The Justice Department said this week a federal judge in Washington should prohibit a lawyer in a Guantanamo Bay detainee case from downloading and copying WikiLeaks documents to minimize the risk of compromising national security interests.
DOJ lawyers late Wednesday said in court papers in Washington federal district court that the lawyer, David Remes, is allowed to view WikiLeaks document on a personal, non-government computer. No saving. No copying. No dissemination.
Remes, the department said, cannot have unrestricted use of the documents that the government refuses to confirm or deny are authentic assessments of detainees. DOJ’s submission (PDF) expands on the scope of the guidance the department issued this month to lawyers in Guantanamo habeas cases.
In court papers, the DOJ theme is clear: the Justice Department over and over refused to confirm or deny that any individual WikiLeaks document is an official government record.

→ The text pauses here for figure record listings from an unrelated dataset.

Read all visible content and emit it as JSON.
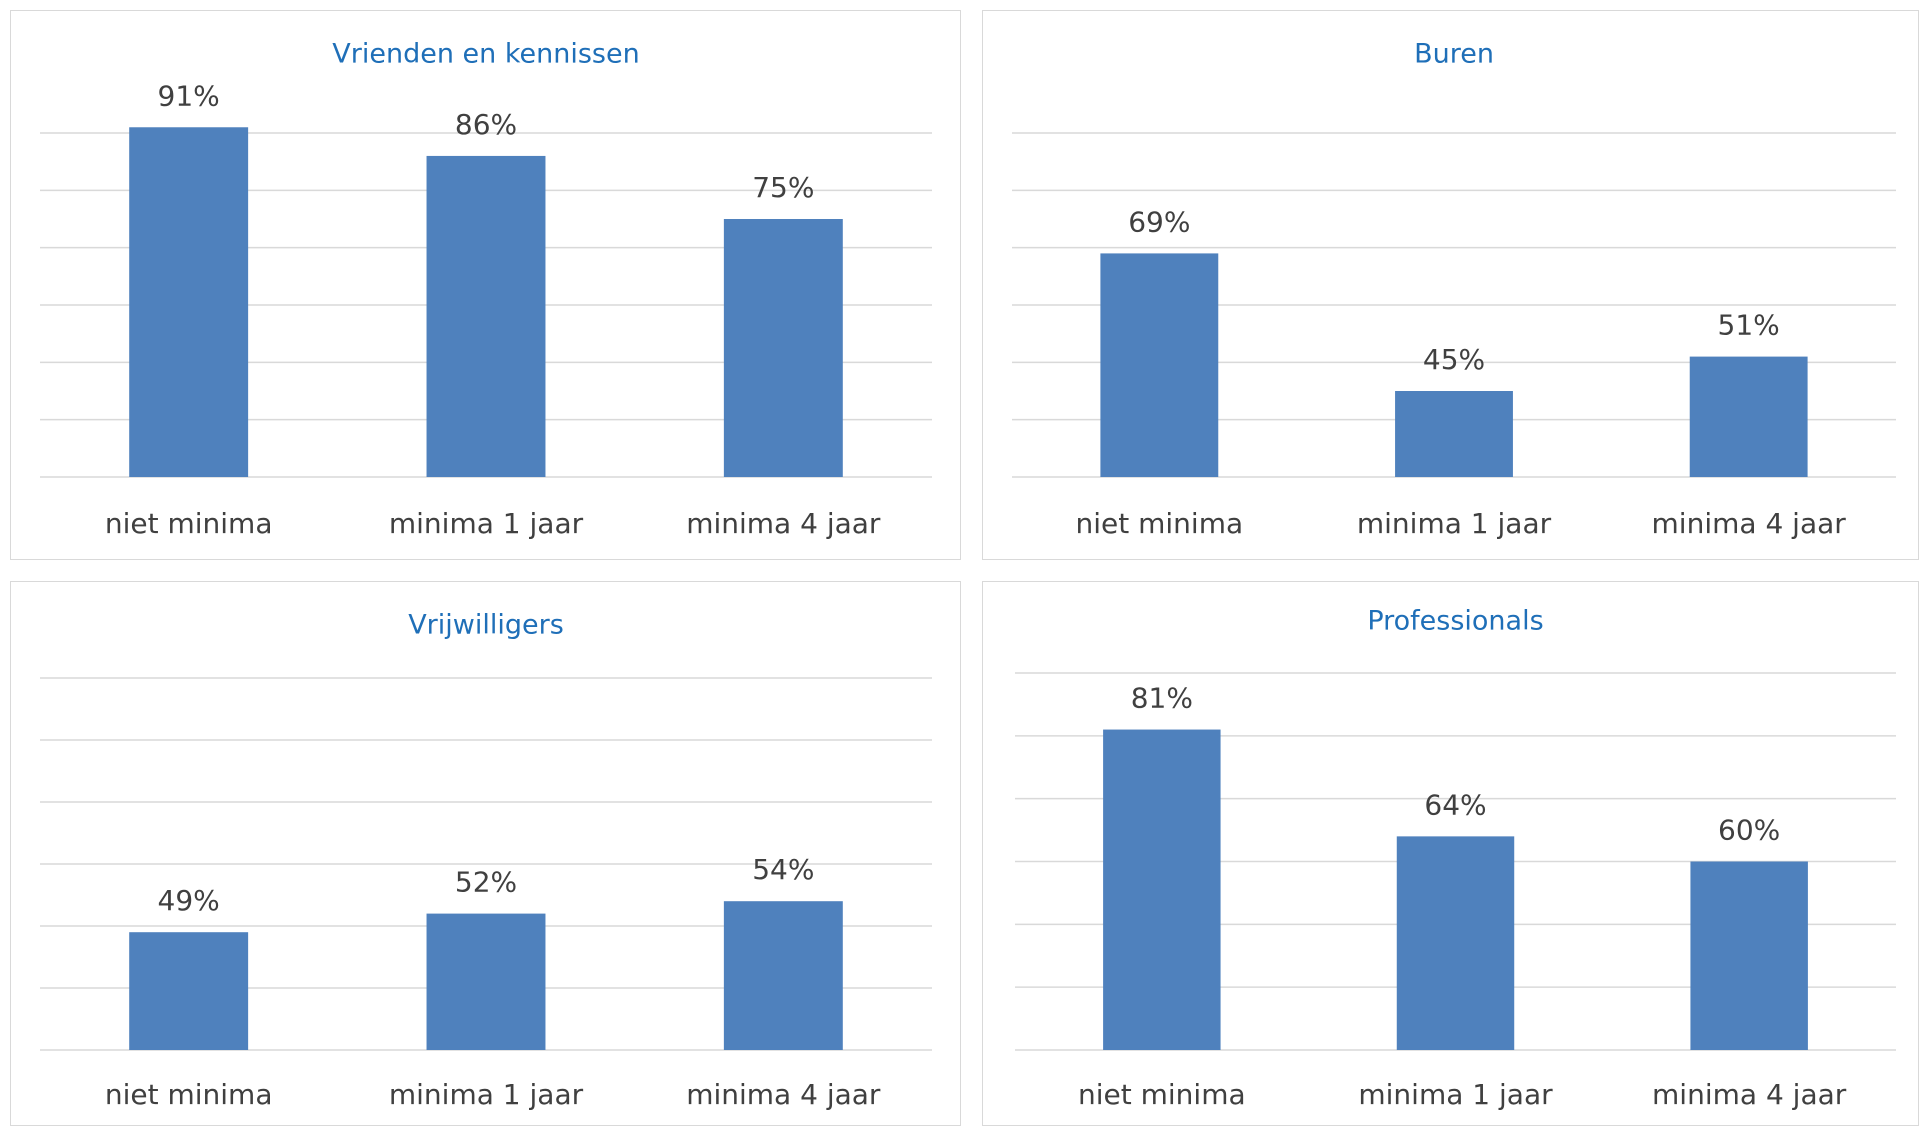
{
  "chart_data": [
    {
      "type": "bar",
      "title": "Vrienden en kennissen",
      "categories": [
        "niet minima",
        "minima 1 jaar",
        "minima 4 jaar"
      ],
      "values": [
        91,
        86,
        75
      ],
      "value_labels": [
        "91%",
        "86%",
        "75%"
      ],
      "color": "#4f81bd",
      "ylim": [
        30,
        90
      ],
      "yticks": [
        30,
        40,
        50,
        60,
        70,
        80,
        90
      ],
      "grid": true
    },
    {
      "type": "bar",
      "title": "Buren",
      "categories": [
        "niet minima",
        "minima 1 jaar",
        "minima 4 jaar"
      ],
      "values": [
        69,
        45,
        51
      ],
      "value_labels": [
        "69%",
        "45%",
        "51%"
      ],
      "color": "#4f81bd",
      "ylim": [
        30,
        90
      ],
      "yticks": [
        30,
        40,
        50,
        60,
        70,
        80,
        90
      ],
      "grid": true
    },
    {
      "type": "bar",
      "title": "Vrijwilligers",
      "categories": [
        "niet minima",
        "minima 1 jaar",
        "minima 4 jaar"
      ],
      "values": [
        49,
        52,
        54
      ],
      "value_labels": [
        "49%",
        "52%",
        "54%"
      ],
      "color": "#4f81bd",
      "ylim": [
        30,
        90
      ],
      "yticks": [
        30,
        40,
        50,
        60,
        70,
        80,
        90
      ],
      "grid": true
    },
    {
      "type": "bar",
      "title": "Professionals",
      "categories": [
        "niet minima",
        "minima 1 jaar",
        "minima 4 jaar"
      ],
      "values": [
        81,
        64,
        60
      ],
      "value_labels": [
        "81%",
        "64%",
        "60%"
      ],
      "color": "#4f81bd",
      "ylim": [
        30,
        90
      ],
      "yticks": [
        30,
        40,
        50,
        60,
        70,
        80,
        90
      ],
      "grid": true
    }
  ]
}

“Unfettered public use, dissemination, or discussion of these documents by cleared counsel could be interpreted as confirmation (or denial) of the documents’ contents by an individual in a position of knowledge, with corresponding harm to national security,” DOJ Civil Division attorney Kristina Wolfe said in court papers.

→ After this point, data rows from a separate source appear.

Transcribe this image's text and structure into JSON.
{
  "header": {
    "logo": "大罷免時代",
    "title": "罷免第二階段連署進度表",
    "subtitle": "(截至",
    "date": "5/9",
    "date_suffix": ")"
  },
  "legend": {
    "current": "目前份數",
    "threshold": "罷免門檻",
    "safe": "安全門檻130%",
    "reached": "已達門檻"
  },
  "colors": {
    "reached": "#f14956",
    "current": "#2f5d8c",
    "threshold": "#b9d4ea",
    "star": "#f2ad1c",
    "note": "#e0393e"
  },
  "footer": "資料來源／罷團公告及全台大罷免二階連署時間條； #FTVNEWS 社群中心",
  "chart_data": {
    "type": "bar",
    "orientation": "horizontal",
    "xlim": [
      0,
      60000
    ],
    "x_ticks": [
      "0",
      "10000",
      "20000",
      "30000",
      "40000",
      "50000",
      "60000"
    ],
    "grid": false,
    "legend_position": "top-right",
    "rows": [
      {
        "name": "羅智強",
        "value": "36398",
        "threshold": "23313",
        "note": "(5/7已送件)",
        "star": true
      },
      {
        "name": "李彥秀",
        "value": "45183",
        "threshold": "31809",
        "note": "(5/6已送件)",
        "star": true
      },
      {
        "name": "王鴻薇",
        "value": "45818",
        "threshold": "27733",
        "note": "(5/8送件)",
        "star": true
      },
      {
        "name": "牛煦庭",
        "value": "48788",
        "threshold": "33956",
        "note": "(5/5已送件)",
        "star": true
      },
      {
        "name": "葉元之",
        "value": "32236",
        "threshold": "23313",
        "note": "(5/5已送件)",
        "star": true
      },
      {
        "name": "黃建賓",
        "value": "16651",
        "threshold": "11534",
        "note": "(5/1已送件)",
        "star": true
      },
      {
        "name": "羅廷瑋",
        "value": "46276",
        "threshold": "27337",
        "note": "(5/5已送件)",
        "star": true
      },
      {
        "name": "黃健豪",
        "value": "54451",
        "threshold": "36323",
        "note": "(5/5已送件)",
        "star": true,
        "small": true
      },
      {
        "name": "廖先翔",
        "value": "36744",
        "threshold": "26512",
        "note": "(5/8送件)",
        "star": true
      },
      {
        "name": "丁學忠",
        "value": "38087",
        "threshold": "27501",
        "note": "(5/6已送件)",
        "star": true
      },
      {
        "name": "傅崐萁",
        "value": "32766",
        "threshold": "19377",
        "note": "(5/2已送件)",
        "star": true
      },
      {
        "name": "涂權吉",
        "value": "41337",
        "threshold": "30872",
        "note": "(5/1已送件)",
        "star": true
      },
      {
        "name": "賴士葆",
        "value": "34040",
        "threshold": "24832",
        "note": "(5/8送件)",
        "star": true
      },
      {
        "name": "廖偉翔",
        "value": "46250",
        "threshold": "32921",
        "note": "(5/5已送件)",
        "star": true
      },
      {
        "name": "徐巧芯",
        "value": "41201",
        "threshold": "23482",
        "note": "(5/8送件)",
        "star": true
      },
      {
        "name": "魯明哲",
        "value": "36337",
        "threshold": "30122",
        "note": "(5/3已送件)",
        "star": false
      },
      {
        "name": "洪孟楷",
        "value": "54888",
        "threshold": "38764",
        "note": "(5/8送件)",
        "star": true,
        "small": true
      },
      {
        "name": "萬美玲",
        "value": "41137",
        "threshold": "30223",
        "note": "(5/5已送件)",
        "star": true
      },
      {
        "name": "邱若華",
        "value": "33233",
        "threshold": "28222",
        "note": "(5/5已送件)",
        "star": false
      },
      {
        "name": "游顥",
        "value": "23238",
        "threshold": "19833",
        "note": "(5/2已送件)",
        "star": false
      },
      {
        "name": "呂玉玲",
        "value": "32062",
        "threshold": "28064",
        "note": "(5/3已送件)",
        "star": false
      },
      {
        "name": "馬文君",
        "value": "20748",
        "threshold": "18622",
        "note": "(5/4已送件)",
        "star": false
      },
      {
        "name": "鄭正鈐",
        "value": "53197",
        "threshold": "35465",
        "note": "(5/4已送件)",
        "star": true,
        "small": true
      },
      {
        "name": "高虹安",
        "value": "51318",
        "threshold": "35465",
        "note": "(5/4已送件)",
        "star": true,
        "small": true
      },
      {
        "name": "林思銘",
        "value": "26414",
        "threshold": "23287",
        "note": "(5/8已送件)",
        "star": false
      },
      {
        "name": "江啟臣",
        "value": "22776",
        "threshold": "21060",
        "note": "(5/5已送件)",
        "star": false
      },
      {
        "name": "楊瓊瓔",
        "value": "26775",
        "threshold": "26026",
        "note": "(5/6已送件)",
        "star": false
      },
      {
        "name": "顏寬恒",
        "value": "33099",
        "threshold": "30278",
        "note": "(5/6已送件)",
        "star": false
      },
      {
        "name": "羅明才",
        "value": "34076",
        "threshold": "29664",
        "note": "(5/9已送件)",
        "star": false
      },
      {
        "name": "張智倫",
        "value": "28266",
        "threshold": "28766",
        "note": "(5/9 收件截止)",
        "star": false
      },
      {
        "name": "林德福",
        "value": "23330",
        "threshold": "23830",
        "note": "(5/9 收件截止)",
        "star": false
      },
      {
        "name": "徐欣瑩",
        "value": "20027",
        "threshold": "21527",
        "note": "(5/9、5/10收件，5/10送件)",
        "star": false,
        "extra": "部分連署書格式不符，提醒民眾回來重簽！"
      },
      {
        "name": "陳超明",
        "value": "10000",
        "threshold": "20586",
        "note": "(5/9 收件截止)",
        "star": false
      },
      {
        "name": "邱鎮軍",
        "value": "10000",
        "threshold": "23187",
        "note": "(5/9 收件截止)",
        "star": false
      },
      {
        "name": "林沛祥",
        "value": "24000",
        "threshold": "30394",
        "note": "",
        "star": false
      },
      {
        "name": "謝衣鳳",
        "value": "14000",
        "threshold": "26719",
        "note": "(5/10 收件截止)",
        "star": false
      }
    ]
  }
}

The government, Wolfe said, cannot acknowledge the authenticity of one document and then refuse to substantiate another document. The “very act of refusal would in effect reveal the information the government seeks to protect—the authenticity of the purportedly classified document,” Wolfe said.
“Thus the government must refrain from confirming whether any particular reports disseminated by WikiLeaks are genuine detainee assessments or not, to avoid the risk of even greater harm to national security than may have already been caused by WikiLeaks’ disclosures,” according to DOJ.
Remes today said the government’s response to his demand to view, save and print WikiLeaks documents does not explain how any of the alleged harms might follow from the prohibited activities but not the activity that is allowed. The government’s concern, he said, is speculative.
“The government tries to distinguish between what is allowed and what is prohibited, but its distinctions are strained and unconvincing because the various activities all involve exactly the same information,” Remes said. “What's more, the government's warnings of harm are entirely speculative, full of ‘coulds’ and ‘mights.’”
Remes, legal director for Appeal for Justice, a human rights and civil liberties litigation firm, will have an opportunity to respond in court to the government's motion.